Open Hearted Anger
I am standing there screaming in the face of my partner with every bit of rage that can be summoned. I am spewing ugly nasty comments, horribly hurtful words and disgusting and ugly remarks.
I am so close to his face I can’t even see his nose, and yet I still manage to get a finger up between me and him to point at him in a dominating and menacing way.
My rage, which is already bigger than the room, begins to grow even more and before I know it, words themselves are not enough to convey my upset and I am moved to literally stare at his face and start screaming and making intense animal type growls. My teeth are clenched, my eyes are bulging and I don’t think I’ve taken a breath for 2 whole minutes.
He looks as if he is going to either run screaming in fear, burst into tears or kill me.
We are in workshop about sex and relationships and we are in the middle of an exercise where it is my turn to bring out the most intense anger I can manage.
He is fully aware and prepared for the exercise and yet still standing in all my fury is still shocking to him.
Normally, when we are in a fight I eventually break down, feel into my hurt and start to cry. But this time we are asked to only generate our rage and so there is no hurt to draw from, only anger, all the anger form my life or any one else for that matter.
As I go through the motions I feel like I’ve been taken over, that I have become possessed and have turned into a female version of the Hulk.
I am not ashamed, nor am I apologetic. In fact being given permission to rage as an assignment feels exhausting, but simultaneously exhilarating.
As we wait for the next instructions and I calm down, I notice my man across from me. He is standing there looking at me; his face is soft and his body strong. I can’t believe he just took that. I am suddenly flushed with a flood of love and compassion for him. Not because he just took a verbal beating, but that he is someone who is willing to stand there in the fire with me (even when its my own) and not run away or shrink back.
Suddenly I feel the knot that is in my chest loosen and I let the anger dissipate and can feel my heart connected to his.
This weekend I realized that my anger and my heart have been running on two different tracks. When my heart is on, my anger is not and when my anger is running my heart turns off.

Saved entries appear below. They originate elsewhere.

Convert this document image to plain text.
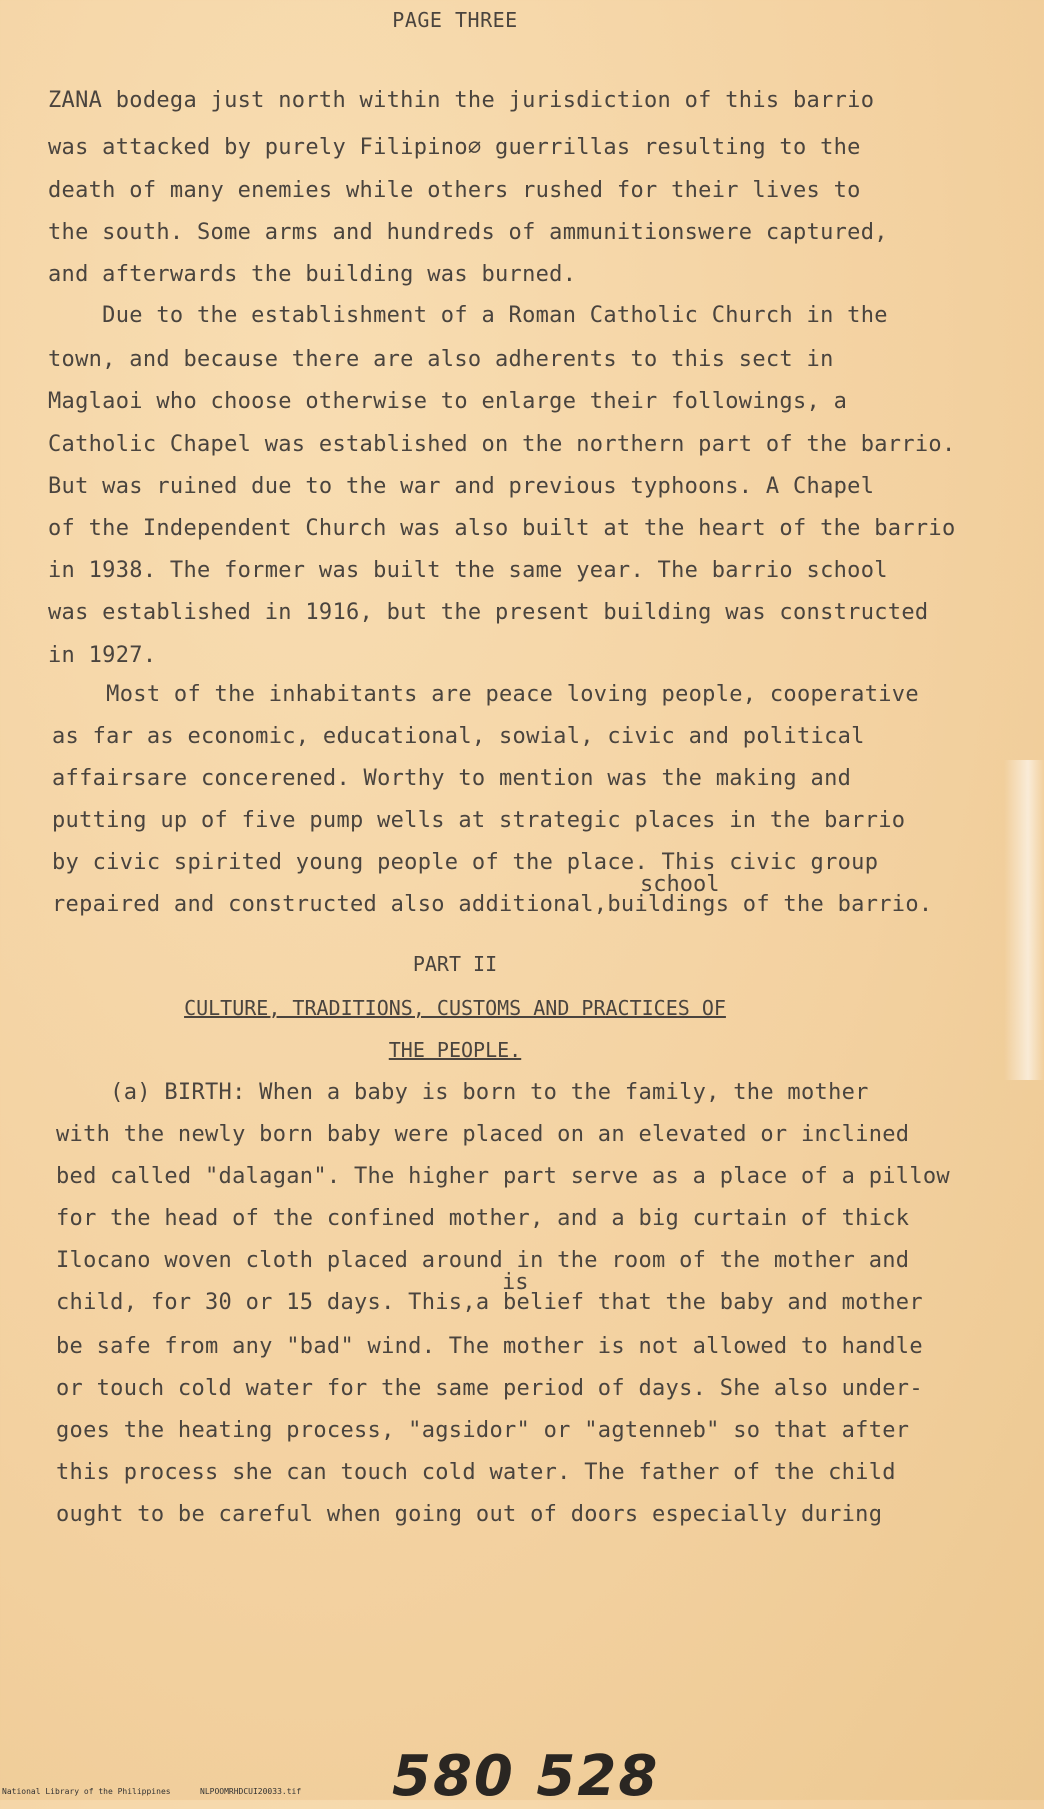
PAGE THREE
ZANA bodega just north within the jurisdiction of this barrio
was attacked by purely Filipino∅ guerrillas resulting to the
death of many enemies while others rushed for their lives to
the south. Some arms and hundreds of ammunitionswere captured,
and afterwards the building was burned.
Due to the establishment of a Roman Catholic Church in the
town, and because there are also adherents to this sect in
Maglaoi who choose otherwise to enlarge their followings, a
Catholic Chapel was established on the northern part of the barrio.
But was ruined due to the war and previous typhoons. A Chapel
of the Independent Church was also built at the heart of the barrio
in 1938. The former was built the same year. The barrio school
was established in 1916, but the present building was constructed
in 1927.
Most of the inhabitants are peace loving people, cooperative
as far as economic, educational, sowial, civic and political
affairsare concerened. Worthy to mention was the making and
putting up of five pump wells at strategic places in the barrio
by civic spirited young people of the place. This civic group
school
repaired and constructed also additional,buildings of the barrio.
PART II
CULTURE, TRADITIONS, CUSTOMS AND PRACTICES OF
THE PEOPLE.
(a) BIRTH: When a baby is born to the family, the mother
with the newly born baby were placed on an elevated or inclined
bed called "dalagan". The higher part serve as a place of a pillow
for the head of the confined mother, and a big curtain of thick
Ilocano woven cloth placed around in the room of the mother and
is
child, for 30 or 15 days. This,a belief that the baby and mother
be safe from any "bad" wind. The mother is not allowed to handle
or touch cold water for the same period of days. She also under-
goes the heating process, "agsidor" or "agtenneb" so that after
this process she can touch cold water. The father of the child
ought to be careful when going out of doors especially during
580 528

National Library of the Philippines

	NLPOOMRHDCUI20033.tif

I know that both of the trains can run simultaneously, I am in no way interested in surpassing my upset and anger, in fact I pride myself on my ability to express the full range of my emotion, but even when I am angry I never want to forget that I love someone. I can still say what I want, or speak the same way, but the underlying chord of love is something that is important for me to maintain.
Life is so short and I am not interested in missing any opportunities to stay intimate and close with the people I love, even when in the midst of intense upset.
How do I say ‘I love you’ and ‘Fuck you’ at the same time? Not just with my words, but with my body, my heart and my soul.
I can see that for most of my life the people I care about the most, who also tend to be the ones that deal with most of my upset, have had to live with me pulling my heart away when I’m enraged. They have had to live with my lack of love at various times. I realize this is why my chest feels so clenched when I’m upset and why I am exhausted after fighting. I have to do so much work to shut my heart off on those moments. I love my partner and loving him is easy and natural, not loving him actually takes effort and work.
Later that night I am given the opportunity to practice what I’ve learned and bring my rage and heart together. At first I couldn’t do it, and it was difficult. I’ve trained both of those parts of me to never dance together. They both fumbled and at different times one or the other lead depending. But there were brief moments when they both found a rhythm and I was able to keep my heart pen and still yell and express and rage and vent.
I haven’t mastered this art yet, and I am sure it will be a lifelong journey, but I am glad to know I no longer have to choose between love and anger. I am glad to see that I have at least one new tool to try out and keep focused on when I am upset. I am glad that my heart will always have the opportunity to be there in every part of my life.
This is exciting to me and I am looking forward t strengthening this muscle, I know it will not only support me in my commitment to love but also in every relationships that I am a part of.
Back to the exercise, as my heartbeat steadies and my breath slows down, I am watching Scott’s face and we catch each others gaze. He smiles out from across me and I can’t believe I could ever stop loving him even for a moment.
It takes an incredible man to hold the fire and oceanic power of a woman’s volcanic rage. And he is still standing, loving me and willing to go there again.
It takes an extraordinary man to give that much room to my full range of horror.
Now we are switching sides and I am filled with a slight sense of fear, but mostly excitement.
The tables have turned and now it is my turn to get raged at. I am eager to see what it feels like to hold that much pain upset, and anger for another human being. What is it like to be that kind of a vessel for another human being?
I stand there before him with a twinkle in my eye, and my heart as open as it can be.
The volcano of his rage erupts, and without a moment of hesitation I dive right in.
Openhearted anger is not for the faint of heart. But for me, I know I will never be able to avoid upset, so I might as well learn to surf it and dance with it. No matter how I navigate the treacherous terrain of rage, I can, and will, always remember to make sure my heart is always there.
Life is too short not to invite her to the party, even when the party is a storm.